A day or so before Berejiklian “pivoted” on the masks issue (but not wholly, at the time of writing, on the cricket), Melbourne medical specialist and former Australian Medical Association vice-president Dr Stephen Parnis surely spoke for many Victorians when he wrote on Twitter: “Three new cases in Melbourne, which aren’t in one place. Reportedly linked to the Sydney outbreak. It beggars belief after all we have learned & endured that NSW is still not going harder in suppressing the current outbreak. You don’t play games with #COVID19Aus.”

While suggesting her own NSW health minister is “almost a doctor”, Berejiklian chose to ignore for three weeks the urgent pleas of actual doctors, scientists and the evidence on mask-wearing that 12 months of painful Covid-19 experience has given the rest of us.
Political veteran Bruce Hawker commented, again on Twitter: “The slow moving @GladysB mob have allowed this virus to spread from quarantine to Avalon to Wollongong to Croydon to Berala to Queensland and Victoria. And next week it’s the SCG. Masks have been mandated 3 weeks after the outbreak. Too little too late.”

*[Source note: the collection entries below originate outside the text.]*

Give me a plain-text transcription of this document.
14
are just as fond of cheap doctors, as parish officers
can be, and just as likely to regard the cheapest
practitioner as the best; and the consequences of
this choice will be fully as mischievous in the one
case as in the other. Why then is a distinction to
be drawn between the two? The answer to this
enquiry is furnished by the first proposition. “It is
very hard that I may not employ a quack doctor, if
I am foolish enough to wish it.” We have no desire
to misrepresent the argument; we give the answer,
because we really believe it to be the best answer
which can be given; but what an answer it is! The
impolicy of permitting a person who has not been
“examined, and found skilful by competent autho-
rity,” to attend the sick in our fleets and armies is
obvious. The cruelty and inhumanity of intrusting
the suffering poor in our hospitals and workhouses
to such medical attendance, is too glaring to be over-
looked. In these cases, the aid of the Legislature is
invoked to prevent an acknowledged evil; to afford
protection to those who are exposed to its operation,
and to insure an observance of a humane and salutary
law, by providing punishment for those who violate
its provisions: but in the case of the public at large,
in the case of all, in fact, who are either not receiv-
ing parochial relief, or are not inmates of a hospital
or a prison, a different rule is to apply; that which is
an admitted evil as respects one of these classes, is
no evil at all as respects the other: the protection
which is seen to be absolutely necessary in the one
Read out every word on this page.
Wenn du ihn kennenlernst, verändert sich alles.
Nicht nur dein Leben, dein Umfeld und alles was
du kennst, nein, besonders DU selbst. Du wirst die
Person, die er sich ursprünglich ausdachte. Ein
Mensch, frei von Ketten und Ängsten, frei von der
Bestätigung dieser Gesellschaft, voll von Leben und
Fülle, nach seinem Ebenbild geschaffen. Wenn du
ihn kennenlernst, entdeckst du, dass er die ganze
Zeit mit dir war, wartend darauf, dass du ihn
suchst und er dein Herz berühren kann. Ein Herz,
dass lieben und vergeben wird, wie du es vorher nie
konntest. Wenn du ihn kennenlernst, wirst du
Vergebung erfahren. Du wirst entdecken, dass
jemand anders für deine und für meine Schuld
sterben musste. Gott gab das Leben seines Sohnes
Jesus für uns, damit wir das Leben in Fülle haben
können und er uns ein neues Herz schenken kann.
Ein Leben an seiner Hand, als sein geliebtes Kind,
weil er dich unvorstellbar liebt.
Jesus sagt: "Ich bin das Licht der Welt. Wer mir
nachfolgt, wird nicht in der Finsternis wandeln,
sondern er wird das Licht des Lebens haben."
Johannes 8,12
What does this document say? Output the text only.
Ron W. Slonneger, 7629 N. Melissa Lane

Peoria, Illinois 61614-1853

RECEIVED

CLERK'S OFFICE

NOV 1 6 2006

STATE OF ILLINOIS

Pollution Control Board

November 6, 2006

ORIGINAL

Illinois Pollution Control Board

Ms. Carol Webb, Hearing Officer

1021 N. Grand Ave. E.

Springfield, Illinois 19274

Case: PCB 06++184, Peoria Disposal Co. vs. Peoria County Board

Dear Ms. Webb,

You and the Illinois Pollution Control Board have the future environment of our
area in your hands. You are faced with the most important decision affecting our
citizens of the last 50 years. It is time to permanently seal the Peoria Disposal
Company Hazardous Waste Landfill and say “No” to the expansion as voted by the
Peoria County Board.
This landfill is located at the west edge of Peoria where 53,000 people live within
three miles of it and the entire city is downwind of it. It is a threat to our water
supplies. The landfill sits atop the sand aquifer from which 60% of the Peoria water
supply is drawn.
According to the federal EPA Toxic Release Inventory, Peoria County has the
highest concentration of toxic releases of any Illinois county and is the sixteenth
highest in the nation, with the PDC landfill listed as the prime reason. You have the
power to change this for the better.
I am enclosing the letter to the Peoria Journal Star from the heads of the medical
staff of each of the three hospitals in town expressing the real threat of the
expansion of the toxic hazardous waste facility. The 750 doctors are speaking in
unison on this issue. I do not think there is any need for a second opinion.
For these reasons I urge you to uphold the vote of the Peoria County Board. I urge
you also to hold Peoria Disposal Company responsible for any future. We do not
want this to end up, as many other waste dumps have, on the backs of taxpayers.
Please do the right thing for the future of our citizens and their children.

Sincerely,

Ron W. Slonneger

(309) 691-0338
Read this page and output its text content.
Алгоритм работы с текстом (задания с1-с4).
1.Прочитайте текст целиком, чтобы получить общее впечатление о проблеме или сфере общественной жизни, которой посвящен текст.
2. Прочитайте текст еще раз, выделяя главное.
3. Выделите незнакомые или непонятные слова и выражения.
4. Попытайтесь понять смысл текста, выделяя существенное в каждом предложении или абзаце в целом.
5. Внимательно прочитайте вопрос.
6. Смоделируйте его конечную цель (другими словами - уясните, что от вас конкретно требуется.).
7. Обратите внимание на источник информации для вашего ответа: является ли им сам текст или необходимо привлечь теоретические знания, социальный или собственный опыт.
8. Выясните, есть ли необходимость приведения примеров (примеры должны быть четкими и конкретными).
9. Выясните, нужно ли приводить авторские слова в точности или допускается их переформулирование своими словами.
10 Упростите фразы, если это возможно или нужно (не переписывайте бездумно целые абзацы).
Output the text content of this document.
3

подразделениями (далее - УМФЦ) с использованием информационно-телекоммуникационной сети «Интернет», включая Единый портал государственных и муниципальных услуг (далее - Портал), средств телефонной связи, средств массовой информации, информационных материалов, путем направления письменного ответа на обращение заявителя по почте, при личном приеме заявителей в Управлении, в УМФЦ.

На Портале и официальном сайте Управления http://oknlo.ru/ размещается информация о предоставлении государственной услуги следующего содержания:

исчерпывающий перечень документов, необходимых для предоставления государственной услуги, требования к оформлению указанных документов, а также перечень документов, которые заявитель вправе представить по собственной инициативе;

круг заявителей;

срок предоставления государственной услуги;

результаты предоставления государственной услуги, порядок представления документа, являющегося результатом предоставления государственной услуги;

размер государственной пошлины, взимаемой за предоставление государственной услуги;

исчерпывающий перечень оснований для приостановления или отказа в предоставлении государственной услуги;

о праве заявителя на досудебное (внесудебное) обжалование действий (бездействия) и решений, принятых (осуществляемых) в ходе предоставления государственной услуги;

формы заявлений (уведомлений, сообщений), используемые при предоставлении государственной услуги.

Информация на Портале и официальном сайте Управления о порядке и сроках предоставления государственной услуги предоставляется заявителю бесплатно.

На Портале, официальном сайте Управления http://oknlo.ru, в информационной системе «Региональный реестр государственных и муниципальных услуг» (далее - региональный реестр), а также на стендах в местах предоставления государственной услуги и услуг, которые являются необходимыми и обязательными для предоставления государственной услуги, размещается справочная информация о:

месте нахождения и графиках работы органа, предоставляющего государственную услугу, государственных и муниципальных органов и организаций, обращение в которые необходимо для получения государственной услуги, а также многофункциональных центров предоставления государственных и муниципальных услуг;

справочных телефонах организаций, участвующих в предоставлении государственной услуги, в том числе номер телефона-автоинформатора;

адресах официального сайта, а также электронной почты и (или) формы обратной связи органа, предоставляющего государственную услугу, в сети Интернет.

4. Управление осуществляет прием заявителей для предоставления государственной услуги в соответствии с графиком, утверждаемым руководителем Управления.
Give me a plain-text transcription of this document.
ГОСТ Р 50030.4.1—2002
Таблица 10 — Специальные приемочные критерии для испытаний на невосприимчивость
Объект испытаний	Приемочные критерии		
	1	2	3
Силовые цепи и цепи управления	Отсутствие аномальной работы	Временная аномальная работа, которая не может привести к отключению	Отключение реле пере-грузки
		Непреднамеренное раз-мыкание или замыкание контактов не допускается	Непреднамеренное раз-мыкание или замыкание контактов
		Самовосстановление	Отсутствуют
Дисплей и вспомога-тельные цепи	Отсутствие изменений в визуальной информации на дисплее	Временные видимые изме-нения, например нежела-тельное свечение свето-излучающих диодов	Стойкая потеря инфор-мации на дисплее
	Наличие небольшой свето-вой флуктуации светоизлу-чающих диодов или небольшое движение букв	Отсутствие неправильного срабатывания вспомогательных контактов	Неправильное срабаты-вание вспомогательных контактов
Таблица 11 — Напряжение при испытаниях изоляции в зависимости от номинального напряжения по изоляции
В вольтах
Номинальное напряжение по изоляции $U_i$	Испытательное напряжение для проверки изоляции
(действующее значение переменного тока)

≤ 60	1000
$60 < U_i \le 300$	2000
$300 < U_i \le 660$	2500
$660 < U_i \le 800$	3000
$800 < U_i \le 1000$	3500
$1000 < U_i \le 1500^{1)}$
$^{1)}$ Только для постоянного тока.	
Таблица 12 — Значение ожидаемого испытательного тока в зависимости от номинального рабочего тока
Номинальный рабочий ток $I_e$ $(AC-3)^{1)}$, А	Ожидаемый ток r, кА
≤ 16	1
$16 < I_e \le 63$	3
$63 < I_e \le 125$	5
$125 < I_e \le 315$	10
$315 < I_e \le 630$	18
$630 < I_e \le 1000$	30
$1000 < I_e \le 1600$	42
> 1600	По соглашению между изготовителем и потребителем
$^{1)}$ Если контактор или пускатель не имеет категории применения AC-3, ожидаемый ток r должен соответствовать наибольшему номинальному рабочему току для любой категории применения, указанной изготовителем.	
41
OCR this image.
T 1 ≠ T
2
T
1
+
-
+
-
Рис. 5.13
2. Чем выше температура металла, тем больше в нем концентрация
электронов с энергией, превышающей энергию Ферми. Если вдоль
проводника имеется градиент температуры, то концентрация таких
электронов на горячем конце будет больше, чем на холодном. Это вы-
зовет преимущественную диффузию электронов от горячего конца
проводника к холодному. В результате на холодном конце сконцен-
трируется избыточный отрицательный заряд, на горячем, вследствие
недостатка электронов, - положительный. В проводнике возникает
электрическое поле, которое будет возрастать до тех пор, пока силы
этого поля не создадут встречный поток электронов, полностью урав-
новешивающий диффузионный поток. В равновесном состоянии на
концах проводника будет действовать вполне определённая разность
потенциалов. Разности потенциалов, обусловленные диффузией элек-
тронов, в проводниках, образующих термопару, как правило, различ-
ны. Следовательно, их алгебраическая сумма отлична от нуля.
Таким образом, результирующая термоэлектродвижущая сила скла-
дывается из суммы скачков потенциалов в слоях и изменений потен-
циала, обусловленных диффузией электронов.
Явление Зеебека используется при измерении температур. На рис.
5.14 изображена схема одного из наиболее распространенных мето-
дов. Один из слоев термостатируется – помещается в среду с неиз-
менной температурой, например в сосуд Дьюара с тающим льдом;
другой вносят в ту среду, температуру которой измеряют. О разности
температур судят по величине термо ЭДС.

When Premier Daniel Andrews mandated masks in Victoria, their use went up from 43 per cent to almost 97 per cent. Berejiklian spoke repeatedly of not “adding a burden” by mandating masks, yet the burden was felt nationally as hard borders returned, as family plans fell apart, as front-line health workers were again at greater risk, and as the misery of grave uncertainty was spun out rather than faced honestly and dealt with. For all our sakes.

The NSW Premier was keen to conflate mask mandating with job losses, a logic I couldn’t follow. What I could see was that if we had adequate federal leadership, solely informed by non-partisan epidemiological evidence and advice, such serious State and Territory differences in handling Covid-19 outbreaks would be less blatant. And we would all be safer.

I write this from the Northern Territory. Here, strong, informed Indigenous leadership, including from Patricia Turner of the National Aboriginal Community Controlled Health Organisation, has seen the nation’s most vulnerable so successfully protected that life can seem confusingly “normal”, other than a credible fear of what might still come from the only state where the Premier remained “unconvinced” for far too long about benefits of the least “burdensome”, most basic protections, plus the openness of mind and heart it takes to follow a braver direction.